In 1925, Dayton, Tenn., was to Charles Darwin’s theories what Cincinnati was to the work of photographer Robert Mapplethorpe in the ’80s. The play, which documents the drawing of battle lines between science and religion, became director Stanley Kramer’s acclaimed 1960 movie starring Spencer Tracy and Fredric March. It was also the source for two previous TV productions, a “Hallmark Hall of Fame” effort in the 1965-66 season, and the Emmy-winning remake in 1988.

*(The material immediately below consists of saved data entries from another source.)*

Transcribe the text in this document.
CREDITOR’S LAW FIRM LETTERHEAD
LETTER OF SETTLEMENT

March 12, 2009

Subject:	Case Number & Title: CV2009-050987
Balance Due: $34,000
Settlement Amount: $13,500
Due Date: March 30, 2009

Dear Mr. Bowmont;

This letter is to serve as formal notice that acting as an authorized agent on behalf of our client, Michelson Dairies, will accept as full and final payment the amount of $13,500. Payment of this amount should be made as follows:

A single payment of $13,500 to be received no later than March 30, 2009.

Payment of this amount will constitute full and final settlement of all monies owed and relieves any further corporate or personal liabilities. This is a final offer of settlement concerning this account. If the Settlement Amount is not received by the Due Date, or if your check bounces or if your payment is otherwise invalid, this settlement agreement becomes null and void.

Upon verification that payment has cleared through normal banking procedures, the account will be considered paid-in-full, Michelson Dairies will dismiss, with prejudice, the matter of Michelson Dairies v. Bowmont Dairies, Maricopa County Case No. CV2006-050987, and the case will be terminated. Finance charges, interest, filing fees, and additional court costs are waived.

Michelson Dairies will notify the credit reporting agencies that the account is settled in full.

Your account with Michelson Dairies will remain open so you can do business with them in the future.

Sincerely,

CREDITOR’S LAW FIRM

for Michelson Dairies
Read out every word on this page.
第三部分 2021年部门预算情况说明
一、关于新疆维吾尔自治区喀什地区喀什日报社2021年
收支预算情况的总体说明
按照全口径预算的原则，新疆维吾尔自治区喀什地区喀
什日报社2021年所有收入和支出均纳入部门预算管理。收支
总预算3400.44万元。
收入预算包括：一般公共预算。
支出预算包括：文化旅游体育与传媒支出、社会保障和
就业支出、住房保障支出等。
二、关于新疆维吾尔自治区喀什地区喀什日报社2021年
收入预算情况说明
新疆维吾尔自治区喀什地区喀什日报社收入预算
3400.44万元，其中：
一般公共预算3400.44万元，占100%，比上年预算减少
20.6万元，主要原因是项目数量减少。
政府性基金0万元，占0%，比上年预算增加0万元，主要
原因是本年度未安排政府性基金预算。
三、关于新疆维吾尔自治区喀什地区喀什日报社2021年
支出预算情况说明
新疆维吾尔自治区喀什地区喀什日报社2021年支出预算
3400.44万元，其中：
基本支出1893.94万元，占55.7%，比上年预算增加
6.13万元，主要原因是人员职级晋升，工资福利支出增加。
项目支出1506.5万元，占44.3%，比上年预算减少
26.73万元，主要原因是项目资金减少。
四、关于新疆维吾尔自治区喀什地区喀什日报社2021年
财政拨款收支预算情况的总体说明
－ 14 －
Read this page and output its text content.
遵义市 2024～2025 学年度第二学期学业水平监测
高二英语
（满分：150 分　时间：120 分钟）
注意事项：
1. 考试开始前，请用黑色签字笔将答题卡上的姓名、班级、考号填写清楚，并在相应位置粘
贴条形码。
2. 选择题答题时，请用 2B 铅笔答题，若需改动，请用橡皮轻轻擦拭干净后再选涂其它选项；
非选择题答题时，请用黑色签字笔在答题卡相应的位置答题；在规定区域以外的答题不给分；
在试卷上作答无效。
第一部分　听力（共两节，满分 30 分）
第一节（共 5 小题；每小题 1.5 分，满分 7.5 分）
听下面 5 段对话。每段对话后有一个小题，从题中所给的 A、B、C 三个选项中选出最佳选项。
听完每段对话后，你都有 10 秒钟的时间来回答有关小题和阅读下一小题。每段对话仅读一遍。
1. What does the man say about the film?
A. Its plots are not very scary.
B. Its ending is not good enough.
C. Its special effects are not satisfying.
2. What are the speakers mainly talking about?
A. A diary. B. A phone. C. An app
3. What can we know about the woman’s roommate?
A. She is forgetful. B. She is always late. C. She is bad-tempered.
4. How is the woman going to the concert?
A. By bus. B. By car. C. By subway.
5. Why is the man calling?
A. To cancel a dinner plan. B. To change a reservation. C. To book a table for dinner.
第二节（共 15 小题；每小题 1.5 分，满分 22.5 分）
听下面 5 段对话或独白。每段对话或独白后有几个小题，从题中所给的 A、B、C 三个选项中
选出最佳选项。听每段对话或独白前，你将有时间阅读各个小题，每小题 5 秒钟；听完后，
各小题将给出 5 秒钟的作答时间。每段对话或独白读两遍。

One could argue the wisdom of not fixing something that ain’t broke, but a story of traditionalists in conflict with a younger generation desperate to forge ahead into the future has potential to evoke new meaning on the eve of the new millennium.
Lemmon and Scott play old friends turned adversaries in “Inherit the Wind”: Lemmon is the Clarence Darrow character, Henry Drummond, the most celebrated defense attorney in the country and a devoted agnostic; in the William Jennings Bryant role is Scott as Matthew Harrison Brady, a former presidential nominee and Bible thumper.
Old friends, they are nevertheless ideological foes, with the liberal progressive going head to head with the Christian fundamentalist. Tom Everett Scott plays schoolteacher Bertram Cates, the man standing trial, whose role is the least significant in this version of the story.
The trial has become a dog and pony show complete with lemonade stands and caged monkeys on display. Beneath the deceptive Southern hospitality of the townsfolk brews fear and fanaticism. All too aware of the negative publicity the case may generate, the members of the city council are also keenly aware of the money-making possibilities.
Members of the press from across the nation are on hand, including E.K. Hornbeck (Beau Bridges in the H.L. Mencken role), a heckling Baltimore reporter who sees the trial as fuel for his cynical columns.
Petrie maintains much of the flavor of the stage play — to the detriment of the production. Every performance has been turned up several notches, as if to reach the back row seats of a crowded theater. By the time viewers reach the emotional climax, there’s little emotion left but relief.
As Brady’s long-suffering wife Sarah, Piper Laurie adds some softer, more personal moments, but most of the secondary perfs, including that of Bridges as the reporter and Lane Smith as a zealous preacher, are far too over the top to be effective.
Technical credits are standard fare.